汉字认知 Hànzì rènzhī - How Western Learners Discover the World of Written Chinese
Ovid J. L. Tzeng: Visualizing Reading in the Brain: A Cross-Script Perspective
To many scientists, one important question of this century is how the brain enables the mind in its various creative functions, including scientific thinking itself. During the 1990s, at the molecular level, neuroscientists unraveled a great deal about the brain’s intricate, interconnected cascade of electrical impulses and chemical processes. Similarly, at the cognitive level, scientists, with the help of many newly developed techniques of visualizing the neuronal activities on-line, have also mapped much of the elaborate geography of the brain and traced its sensory and cognitive pathways. Advances have been made especially in the identification of how the brain uses discrete systems for various types of leaning and of how and where memories are stored. Moreover, in recent years, some plausible explanations have been offered for the nature of dream, emotion, and consciousness. A new scientific endeavor, dubbed the cognitive neuroscience, is making its way to solve the old mind-body problem. One of the important issues in the new science concerns with the brain activities during language processing.
Cross-linguistic studies of brain functions permit us to separate universal mechanisms from language-specific contents. By uncovering the range of variations that are possible under normal and abnormal conditions, cross-language studies also address the critical issues of behavioral and neural plasticity. Chinese languages, in both spoken and written forms, provide important and interesting points of reference for comparative language/brain relationships due to their unique linguistic properties. For example, the Chinese language has what may be the simplest and most austere grammatical system in the world. While most of the world's languages offer a wealth of different markers on nouns, pronouns, adjectives and/or verbs, Chinese has essentially no verb conjugations and no noun declensions of any kind. Furthermore, although the Chinese grammar does provide for a set of standard word orders, it is also the case that word order can be varied in a number of ways, if the speaker wants to emphasize one element more than another. These properties of Chinese grammar raise some fascinating questions concerning grammatical impairment in Chinese aphasics: Since it is possible to produce sentences with no grammatical markers of any kind, how can we identify the symptom patterns that characterize Broca's and Wernicke's aphasia in other languages? Thus, by examining the patterns of language breakdown from a cross-linguistic viewpoint, we can learn a great deal about the relationship between brain and language. Indeed, recent years have witnessed important advances of Chinese neurolinguistics in which results of experimental as well as clinical observations have challenged traditional conceptualization of linguistic deficits associated with aphasic patients.
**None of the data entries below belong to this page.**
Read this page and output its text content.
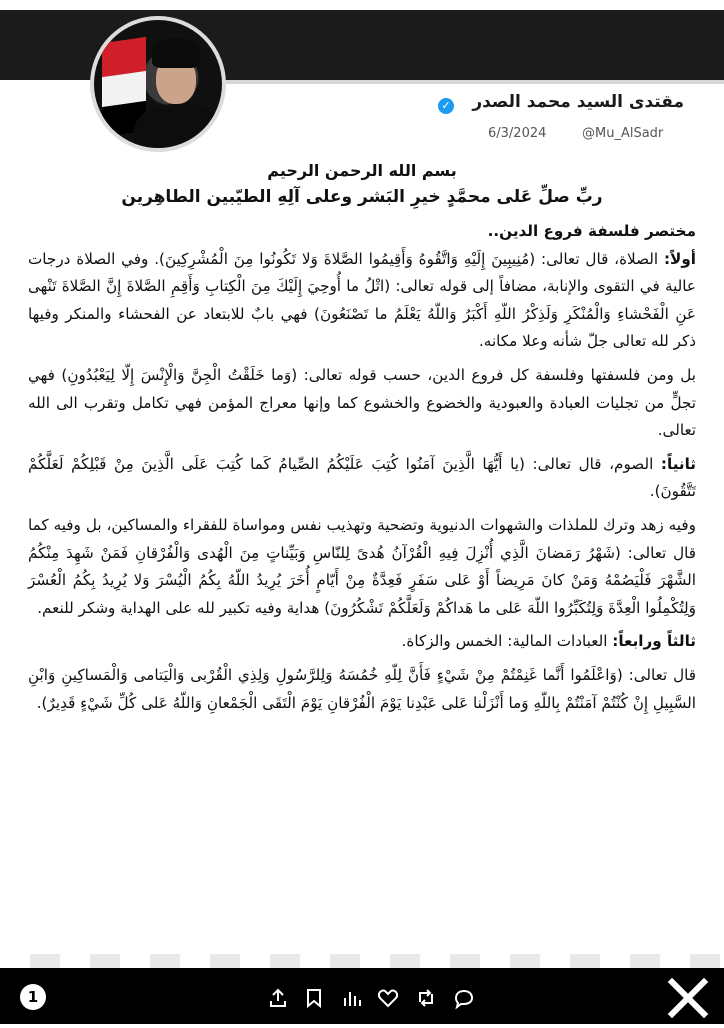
مقتدى السيد محمد الصدر
✓
@Mu_AlSadr
6/3/2024
بسم الله الرحمن الرحيم
ربِّ صلِّ عَلى محمَّدٍ خيرِ البَشر وعلى آلِهِ الطيّبين الطاهِرين
مختصر فلسفة فروع الدين..

أولاً: الصلاة، قال تعالى: (مُنِيبِينَ إِلَيْهِ وَاتَّقُوهُ وَأَقِيمُوا الصَّلاةَ وَلا تَكُونُوا مِنَ الْمُشْرِكِينَ). وفي الصلاة درجات عالية في التقوى والإنابة، مضافاً إلى قوله تعالى: (اتْلُ ما أُوحِيَ إِلَيْكَ مِنَ الْكِتابِ وَأَقِمِ الصَّلاةَ إِنَّ الصَّلاةَ تَنْهى عَنِ الْفَحْشاءِ وَالْمُنْكَرِ وَلَذِكْرُ اللّهِ أَكْبَرُ وَاللّهُ يَعْلَمُ ما تَصْنَعُونَ) فهي بابٌ للابتعاد عن الفحشاء والمنكر وفيها ذكر لله تعالى جلّ شأنه وعلا مكانه.

بل ومن فلسفتها وفلسفة كل فروع الدين، حسب قوله تعالى: (وَما خَلَقْتُ الْجِنَّ وَالْإِنْسَ إِلّا لِيَعْبُدُونِ) فهي تجلٍّ من تجليات العبادة والعبودية والخضوع والخشوع كما وإنها معراج المؤمن فهي تكامل وتقرب الى الله تعالى.

ثانياً: الصوم، قال تعالى: (يا أَيُّهَا الَّذِينَ آمَنُوا كُتِبَ عَلَيْكُمُ الصِّيامُ كَما كُتِبَ عَلَى الَّذِينَ مِنْ قَبْلِكُمْ لَعَلَّكُمْ تَتَّقُونَ).

وفيه زهد وترك للملذات والشهوات الدنيوية وتضحية وتهذيب نفس ومواساة للفقراء والمساكين، بل وفيه كما قال تعالى: (شَهْرُ رَمَضانَ الَّذِي أُنْزِلَ فِيهِ الْقُرْآنُ هُدىً لِلنّاسِ وَبَيِّناتٍ مِنَ الْهُدى وَالْفُرْقانِ فَمَنْ شَهِدَ مِنْكُمُ الشَّهْرَ فَلْيَصُمْهُ وَمَنْ كانَ مَرِيضاً أَوْ عَلى سَفَرٍ فَعِدَّةٌ مِنْ أَيّامٍ أُخَرَ يُرِيدُ اللّهُ بِكُمُ الْيُسْرَ وَلا يُرِيدُ بِكُمُ الْعُسْرَ وَلِتُكْمِلُوا الْعِدَّةَ وَلِتُكَبِّرُوا اللّهَ عَلى ما هَداكُمْ وَلَعَلَّكُمْ تَشْكُرُونَ) هداية وفيه تكبير لله على الهداية وشكر للنعم.

ثالثاً ورابعاً: العبادات المالية: الخمس والزكاة.

قال تعالى: (وَاعْلَمُوا أَنَّما غَنِمْتُمْ مِنْ شَيْءٍ فَأَنَّ لِلّهِ خُمُسَهُ وَلِلرَّسُولِ وَلِذِي الْقُرْبى وَالْيَتامى وَالْمَساكِينِ وَابْنِ السَّبِيلِ إِنْ كُنْتُمْ آمَنْتُمْ بِاللّهِ وَما أَنْزَلْنا عَلى عَبْدِنا يَوْمَ الْفُرْقانِ يَوْمَ الْتَقَى الْجَمْعانِ وَاللّهُ عَلى كُلِّ شَيْءٍ قَدِيرٌ).

1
In addition, the peculiar script/speech relationship embedded in the Chinese writing system has also provoked many cognitive neurolinguistic inquiries on the brain-language relationship, as compared to the data cumulated from the studies of reading alphabetic texts. In this respect, our laboratory were able to use modern brain-imaging techniques such as fMRI, ERP, and MEG to provide new and converging information about the functional neuroanatomy of reading Chinese. In particular, our imaging studies had sought to link specific orthographic, phonological, syntactical, and semantic components of word identification to specific locations in inferior frontal cortex, the left temporoparietal cortex, the fusiform gyrus, and the left basal temporal cortex (near the occipital-temporal boundary). The search for an area that was dedicated to Chinese characters had led to an area near the occipito-temporal border, the left middle fusiform gyrus. In addition, the premotor area was found to be involved in the recognition of low frequency characters with an inconsistent phonetic component. These are important findings for they appear to provide a major part of the functional neuroanatomy underlying the knowledge components (graphemic, orthographic, syntactic, phonological and semantic) that are needed in reading Chinese texts.
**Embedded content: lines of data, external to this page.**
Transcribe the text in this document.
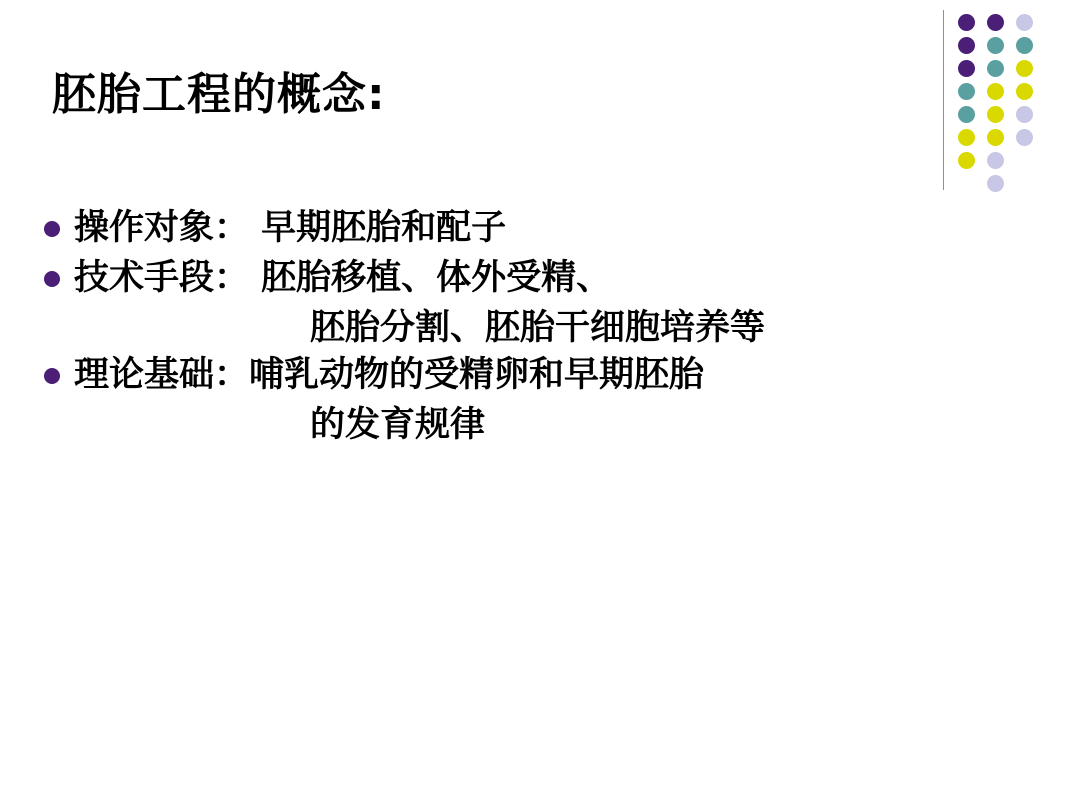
胚胎工程的概念:
操作对象： 早期胚胎和配子
技术手段： 胚胎移植、体外受精、
胚胎分割、胚胎干细胞培养等
理论基础：哺乳动物的受精卵和早期胚胎
的发育规律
Moreover, a recent study with the ERP measurement traced the time-courses of brain activities associated with different types of information processing (e.g., graphemic, phonological, semantic, and interpretive) during character recognition and mapped them onto different brain locations. A further study with the MEG technique allowed us to examine the dynamic nature of the information integration within the time window between m150 and m450. Comparing these data to those obtained with word recognition in alphabetic scripts, one can only be impressed by a general similarity, with very few differences, in the brain activities associated with word recognition across different writing systems.
Indeed, more needs to be learned from the genetic make-up to the developments of neuronal system, and to the cognitive capability of various behavioral manifestations. However, from a biological viewpoint, results from our laboratory can be interpreted in the following way: One brain for all languages in the basic mapping; however, differences in the time course of graphic, phonological, and semantic activation reflect how the basic pattern is modified to accommodate various script/speech relations in different writing systems.